Corteggiamenti [9] di Alessandro Morbidelli

 

©foto di Alssandro Morbidelli
©foto di Alssandro Morbidelli

Leda

Mi sveglio la mattina e sorrido. C’è chi dice che sia l’atteggiamento dello stolto, di chi non sa cosa davvero l’aspetti fuori. No, no… io conosco quello che mi aspetta. Eppure mi alzo e sorrido perché penso a quello che ho. E ho un sacco di cose. Vedi, per esempio, Leda, ho te. Sì, va bene, noi due non staremo mai insieme. Ci sono un sacco di motivi. Me l’hai detto mille volte e lì, accanto a me, la mattina, quando affondo il volto nel cuscino, quando allungo le braccia a toccare il muro o quando striscio le gambe sul materasso, c’è solo un cane, non ci sei mica tu. C’è l’erezione, spesso, ma Massimo Mongai mi ha detto che è una questione di pressione. C’era un sacco di gente, un convegno sulla scrittura di genere. Questa rivelazione, arrivata non ricordo più perché o come, mi fece davvero male. Io, che quando mi svegliavo con lui sull’attenti, pensavo a chissà quale sogno me l’avesse stuzzicato. Mongai, mannaggia a te, che ti voglio pure un sacco bene, mi dici di non illudermi troppo sui retaggi erotici dei sogni, ché “è tutta una questione di pressione”, lì si ferma un sacco di sangue.
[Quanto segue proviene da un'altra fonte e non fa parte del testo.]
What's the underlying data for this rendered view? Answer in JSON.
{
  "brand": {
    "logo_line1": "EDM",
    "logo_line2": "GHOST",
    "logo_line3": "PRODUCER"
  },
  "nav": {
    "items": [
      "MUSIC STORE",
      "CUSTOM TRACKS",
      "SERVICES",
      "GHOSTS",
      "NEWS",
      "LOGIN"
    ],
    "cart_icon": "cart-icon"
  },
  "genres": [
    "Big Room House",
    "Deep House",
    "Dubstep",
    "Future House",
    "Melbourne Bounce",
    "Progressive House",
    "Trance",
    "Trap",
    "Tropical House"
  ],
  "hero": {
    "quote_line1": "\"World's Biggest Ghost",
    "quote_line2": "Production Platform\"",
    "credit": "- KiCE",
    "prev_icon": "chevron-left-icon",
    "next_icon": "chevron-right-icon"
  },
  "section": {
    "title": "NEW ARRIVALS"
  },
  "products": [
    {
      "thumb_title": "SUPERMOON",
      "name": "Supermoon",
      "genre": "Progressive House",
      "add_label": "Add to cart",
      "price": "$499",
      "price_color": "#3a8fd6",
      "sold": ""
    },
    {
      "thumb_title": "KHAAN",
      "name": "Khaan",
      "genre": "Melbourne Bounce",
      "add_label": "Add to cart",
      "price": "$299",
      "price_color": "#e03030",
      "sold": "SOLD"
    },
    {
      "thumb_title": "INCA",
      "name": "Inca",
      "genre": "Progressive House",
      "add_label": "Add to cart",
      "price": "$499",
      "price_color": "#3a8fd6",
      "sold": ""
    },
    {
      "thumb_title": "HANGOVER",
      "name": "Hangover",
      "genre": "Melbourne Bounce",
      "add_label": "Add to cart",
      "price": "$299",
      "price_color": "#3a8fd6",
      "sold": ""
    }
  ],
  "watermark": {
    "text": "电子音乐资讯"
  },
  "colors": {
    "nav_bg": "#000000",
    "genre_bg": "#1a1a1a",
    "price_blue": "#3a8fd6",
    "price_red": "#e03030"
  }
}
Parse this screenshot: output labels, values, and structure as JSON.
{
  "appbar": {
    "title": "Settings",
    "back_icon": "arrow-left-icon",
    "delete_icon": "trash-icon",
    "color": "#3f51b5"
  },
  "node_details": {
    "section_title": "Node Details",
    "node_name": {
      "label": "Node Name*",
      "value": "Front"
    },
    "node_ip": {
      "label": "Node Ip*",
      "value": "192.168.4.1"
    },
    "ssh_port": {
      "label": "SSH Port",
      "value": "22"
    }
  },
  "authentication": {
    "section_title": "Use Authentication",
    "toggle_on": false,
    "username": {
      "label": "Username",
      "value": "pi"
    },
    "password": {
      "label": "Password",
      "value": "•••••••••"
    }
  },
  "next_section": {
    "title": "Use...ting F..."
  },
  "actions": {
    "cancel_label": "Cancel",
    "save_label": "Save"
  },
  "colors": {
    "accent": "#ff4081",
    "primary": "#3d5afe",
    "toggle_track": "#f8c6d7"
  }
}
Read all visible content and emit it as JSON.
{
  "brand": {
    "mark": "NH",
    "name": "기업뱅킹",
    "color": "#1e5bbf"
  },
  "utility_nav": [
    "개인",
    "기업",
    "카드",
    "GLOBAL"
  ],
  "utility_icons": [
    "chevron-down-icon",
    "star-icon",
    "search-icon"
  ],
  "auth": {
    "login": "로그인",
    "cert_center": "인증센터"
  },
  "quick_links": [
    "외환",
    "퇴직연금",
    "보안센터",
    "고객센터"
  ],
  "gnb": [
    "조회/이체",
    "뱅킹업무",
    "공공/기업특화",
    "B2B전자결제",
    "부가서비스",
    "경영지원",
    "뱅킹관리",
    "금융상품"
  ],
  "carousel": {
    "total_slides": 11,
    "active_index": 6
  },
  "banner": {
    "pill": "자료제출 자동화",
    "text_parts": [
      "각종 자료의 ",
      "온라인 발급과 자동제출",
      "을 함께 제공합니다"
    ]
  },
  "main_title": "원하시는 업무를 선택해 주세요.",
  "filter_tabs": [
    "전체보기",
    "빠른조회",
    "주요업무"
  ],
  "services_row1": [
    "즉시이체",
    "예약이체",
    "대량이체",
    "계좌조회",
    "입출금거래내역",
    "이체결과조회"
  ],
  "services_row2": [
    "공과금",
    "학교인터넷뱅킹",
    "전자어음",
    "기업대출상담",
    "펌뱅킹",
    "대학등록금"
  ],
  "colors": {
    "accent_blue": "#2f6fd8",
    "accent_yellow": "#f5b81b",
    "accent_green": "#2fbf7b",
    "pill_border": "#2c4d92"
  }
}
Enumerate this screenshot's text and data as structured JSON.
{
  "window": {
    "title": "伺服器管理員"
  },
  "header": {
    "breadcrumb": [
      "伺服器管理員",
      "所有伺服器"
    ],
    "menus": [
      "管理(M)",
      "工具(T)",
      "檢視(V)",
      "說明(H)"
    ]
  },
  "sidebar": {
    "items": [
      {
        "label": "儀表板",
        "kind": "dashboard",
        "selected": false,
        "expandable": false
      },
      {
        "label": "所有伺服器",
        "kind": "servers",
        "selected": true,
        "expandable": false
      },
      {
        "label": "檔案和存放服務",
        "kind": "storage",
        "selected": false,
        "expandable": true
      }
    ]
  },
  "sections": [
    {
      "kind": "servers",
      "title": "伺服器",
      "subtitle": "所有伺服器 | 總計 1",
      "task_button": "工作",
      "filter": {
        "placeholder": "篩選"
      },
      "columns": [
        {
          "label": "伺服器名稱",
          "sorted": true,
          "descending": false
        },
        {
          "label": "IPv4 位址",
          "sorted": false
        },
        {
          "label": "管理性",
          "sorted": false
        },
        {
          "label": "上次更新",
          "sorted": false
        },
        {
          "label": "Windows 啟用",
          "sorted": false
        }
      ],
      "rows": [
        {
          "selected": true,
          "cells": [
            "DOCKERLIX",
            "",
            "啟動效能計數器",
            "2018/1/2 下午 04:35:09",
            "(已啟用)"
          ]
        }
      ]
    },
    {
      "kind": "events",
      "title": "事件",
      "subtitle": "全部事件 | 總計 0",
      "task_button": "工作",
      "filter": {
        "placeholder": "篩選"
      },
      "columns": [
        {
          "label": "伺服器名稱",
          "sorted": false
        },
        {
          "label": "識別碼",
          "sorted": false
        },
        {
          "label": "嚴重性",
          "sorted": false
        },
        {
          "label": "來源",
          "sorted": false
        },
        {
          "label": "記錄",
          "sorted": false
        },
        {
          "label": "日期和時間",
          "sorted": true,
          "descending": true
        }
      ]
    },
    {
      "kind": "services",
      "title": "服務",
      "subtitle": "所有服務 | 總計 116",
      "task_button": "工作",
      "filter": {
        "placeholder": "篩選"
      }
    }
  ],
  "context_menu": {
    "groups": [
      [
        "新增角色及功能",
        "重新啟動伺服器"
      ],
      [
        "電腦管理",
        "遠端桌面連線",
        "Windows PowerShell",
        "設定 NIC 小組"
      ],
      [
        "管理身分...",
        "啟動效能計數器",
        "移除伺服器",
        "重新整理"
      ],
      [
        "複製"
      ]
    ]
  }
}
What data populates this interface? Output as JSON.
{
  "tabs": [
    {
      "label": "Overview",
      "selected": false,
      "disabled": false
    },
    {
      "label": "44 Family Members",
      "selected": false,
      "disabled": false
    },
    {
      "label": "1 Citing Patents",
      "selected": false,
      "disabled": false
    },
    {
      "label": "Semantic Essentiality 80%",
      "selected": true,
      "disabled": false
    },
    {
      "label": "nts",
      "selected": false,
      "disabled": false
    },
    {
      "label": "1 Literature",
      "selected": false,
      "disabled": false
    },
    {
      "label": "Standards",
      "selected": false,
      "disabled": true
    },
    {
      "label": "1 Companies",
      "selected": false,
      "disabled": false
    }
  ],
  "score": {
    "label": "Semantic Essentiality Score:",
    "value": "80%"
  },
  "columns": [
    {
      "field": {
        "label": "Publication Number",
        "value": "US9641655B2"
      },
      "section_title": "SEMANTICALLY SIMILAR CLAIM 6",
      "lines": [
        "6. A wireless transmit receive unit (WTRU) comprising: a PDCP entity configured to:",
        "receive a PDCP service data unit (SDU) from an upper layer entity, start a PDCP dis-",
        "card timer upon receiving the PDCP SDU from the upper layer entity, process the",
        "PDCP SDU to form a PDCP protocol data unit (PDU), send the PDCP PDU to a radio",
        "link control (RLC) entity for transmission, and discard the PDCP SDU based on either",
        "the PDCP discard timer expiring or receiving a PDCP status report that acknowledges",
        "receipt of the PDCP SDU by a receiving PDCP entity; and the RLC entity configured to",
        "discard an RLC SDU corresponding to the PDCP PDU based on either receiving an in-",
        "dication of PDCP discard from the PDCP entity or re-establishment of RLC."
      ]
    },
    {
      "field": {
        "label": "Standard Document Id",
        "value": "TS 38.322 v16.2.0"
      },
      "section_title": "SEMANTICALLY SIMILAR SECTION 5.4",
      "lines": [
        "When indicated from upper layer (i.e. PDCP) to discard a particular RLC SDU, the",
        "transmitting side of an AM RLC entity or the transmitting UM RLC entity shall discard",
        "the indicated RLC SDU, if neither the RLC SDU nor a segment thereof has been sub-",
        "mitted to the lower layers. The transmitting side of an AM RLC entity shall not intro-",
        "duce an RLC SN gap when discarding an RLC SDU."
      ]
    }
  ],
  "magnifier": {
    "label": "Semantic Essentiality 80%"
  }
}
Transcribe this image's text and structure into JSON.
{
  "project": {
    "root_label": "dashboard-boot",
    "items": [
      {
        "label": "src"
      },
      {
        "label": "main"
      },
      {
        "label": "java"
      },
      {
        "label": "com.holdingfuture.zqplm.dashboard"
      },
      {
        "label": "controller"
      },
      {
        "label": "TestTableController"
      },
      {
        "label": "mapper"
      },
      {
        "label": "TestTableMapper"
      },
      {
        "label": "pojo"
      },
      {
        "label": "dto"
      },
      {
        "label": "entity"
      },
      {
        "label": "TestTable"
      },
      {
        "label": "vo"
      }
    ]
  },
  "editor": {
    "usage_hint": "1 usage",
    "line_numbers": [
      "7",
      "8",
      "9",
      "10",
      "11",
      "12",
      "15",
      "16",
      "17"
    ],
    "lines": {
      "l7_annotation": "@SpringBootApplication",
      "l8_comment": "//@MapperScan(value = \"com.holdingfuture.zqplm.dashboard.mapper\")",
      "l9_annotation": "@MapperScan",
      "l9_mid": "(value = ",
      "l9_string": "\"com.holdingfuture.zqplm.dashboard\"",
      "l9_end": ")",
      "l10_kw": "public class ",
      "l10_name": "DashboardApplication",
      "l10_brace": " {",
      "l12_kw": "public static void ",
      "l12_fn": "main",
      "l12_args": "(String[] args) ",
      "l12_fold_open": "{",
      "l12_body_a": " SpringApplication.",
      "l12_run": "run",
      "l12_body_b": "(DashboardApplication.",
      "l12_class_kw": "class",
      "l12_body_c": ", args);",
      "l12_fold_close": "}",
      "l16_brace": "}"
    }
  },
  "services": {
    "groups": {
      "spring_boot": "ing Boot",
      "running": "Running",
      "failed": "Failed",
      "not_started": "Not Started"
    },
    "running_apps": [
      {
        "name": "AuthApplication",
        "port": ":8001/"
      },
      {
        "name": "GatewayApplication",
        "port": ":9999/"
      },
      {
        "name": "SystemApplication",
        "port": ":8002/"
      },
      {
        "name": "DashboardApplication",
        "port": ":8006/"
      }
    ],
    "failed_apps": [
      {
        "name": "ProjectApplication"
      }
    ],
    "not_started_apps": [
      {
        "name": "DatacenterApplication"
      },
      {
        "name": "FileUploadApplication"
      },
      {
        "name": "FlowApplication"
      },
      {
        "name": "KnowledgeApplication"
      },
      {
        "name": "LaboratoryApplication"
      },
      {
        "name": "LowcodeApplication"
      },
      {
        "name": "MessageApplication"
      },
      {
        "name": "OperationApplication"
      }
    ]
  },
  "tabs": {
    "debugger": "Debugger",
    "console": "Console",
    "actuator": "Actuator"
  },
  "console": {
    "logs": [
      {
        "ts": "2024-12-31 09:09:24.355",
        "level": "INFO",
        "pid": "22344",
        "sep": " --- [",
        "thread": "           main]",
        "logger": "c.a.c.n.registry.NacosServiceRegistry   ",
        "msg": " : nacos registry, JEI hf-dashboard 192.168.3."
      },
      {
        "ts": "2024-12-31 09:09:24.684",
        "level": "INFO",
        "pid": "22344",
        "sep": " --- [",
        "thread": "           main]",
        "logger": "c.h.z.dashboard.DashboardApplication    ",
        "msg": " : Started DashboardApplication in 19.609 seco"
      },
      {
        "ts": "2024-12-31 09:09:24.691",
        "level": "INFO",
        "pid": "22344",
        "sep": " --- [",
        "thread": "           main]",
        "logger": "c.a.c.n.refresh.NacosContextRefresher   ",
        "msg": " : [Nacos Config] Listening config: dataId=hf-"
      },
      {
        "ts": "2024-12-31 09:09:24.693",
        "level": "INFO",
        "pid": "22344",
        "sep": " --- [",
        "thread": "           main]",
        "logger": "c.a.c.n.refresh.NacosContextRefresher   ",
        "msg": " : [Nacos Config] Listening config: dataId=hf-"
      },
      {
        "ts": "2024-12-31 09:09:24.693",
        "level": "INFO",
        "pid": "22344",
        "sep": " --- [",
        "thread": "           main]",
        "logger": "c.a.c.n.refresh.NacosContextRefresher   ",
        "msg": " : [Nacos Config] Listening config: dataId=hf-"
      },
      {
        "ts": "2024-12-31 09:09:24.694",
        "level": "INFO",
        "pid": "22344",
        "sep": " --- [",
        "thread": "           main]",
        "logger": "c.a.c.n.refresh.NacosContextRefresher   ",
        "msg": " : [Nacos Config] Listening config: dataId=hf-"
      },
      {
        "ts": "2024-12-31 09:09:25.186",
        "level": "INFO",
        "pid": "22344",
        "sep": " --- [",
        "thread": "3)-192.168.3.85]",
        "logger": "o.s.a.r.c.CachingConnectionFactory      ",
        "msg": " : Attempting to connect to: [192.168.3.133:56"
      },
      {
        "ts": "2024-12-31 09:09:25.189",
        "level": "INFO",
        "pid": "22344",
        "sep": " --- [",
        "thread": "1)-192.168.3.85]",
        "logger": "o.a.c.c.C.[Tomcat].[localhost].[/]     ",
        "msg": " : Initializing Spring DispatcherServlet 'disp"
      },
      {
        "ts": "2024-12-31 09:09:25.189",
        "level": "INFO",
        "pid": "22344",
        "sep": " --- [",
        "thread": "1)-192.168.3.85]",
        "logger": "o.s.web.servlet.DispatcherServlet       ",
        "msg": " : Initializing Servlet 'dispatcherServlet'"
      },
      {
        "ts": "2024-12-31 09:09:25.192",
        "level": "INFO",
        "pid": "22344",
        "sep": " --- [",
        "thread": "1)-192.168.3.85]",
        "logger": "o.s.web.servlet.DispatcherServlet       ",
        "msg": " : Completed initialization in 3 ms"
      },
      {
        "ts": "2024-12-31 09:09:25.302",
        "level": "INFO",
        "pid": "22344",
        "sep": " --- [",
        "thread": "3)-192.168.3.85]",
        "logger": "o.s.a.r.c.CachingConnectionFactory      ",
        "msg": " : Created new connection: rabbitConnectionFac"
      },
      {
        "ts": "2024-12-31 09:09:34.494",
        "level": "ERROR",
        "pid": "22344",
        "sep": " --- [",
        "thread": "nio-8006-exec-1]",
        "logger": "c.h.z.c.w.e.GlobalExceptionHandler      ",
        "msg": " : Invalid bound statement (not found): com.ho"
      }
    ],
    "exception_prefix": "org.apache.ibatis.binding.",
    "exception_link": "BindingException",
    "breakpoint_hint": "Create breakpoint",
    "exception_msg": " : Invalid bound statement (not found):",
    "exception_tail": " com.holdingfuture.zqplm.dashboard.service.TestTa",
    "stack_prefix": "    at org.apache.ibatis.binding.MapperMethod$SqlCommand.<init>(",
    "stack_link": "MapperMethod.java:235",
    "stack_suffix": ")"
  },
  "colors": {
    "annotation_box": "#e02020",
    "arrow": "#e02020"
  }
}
Quanto vorrei non averla mai sentita, questa verità. Non riesco più a togliermela dalla testa. È come il cigno bianco del Parco Primo Maggio, quand’ero bambino. Avrò avuto quattro anni, forse anche meno. I miei mi portarono in riva al laghetto e quando vidi il cigno bianco rimasi a bocca aperta di fronte a tanta bellezza. Dissi tra me e me che non l’avrei dimenticato mai. Così, oggi, a distanza di un sacco di anni, ogni volta che qualcuno mi dice ehi, ricordatelo eh! oppure ehi, non dimenticartene, eh! (dalle mie parti si dicono un sacco di ehi e di eh e anche un sacco di un sacco) io ho di fronte agli occhi quell’elegante e lento fianco sinistro, placido sulle acque, con il collo ad apostrofo e la testa a fiocco. Anche se quello di cui devo ricordarmi è un semplice compra il pane. Ecco, io ho le lezioni di Mongai e anche il cigno bianco del Parco Primo Maggio. E ho te. Chissà quanto vive un cigno. Chissà se un cigno lo sa, che può vivere nella mente di un bambino che poi diventa uomo, per sempre. Più di una volta ho pensato che mi sarebbe piaciuto dirglielo: ehi, tu, cigno bianco, lo sai che non ti dimenticherò mai? Non potrò farlo, sei infinitamente dentro di me. Non c’è verso, eh!

Queste sono fortune che non vengono riservate solo ai cigni bianchi. Succede anche alle persone.

È successo a te.

Allora te lo dico, Leda: io mi sveglio la mattina e sorrido perché conosco quello che mi aspetta e penso a quello che ho. So che tu sei come il cigno bianco e non come la lezione sui cazzi dritti di Mongai. So che mi piacerebbe un sacco dirtelo, che non ti dimenticherò mai. E magari te lo dirò, la prossima volta che, così, per caso, ci incontreremo.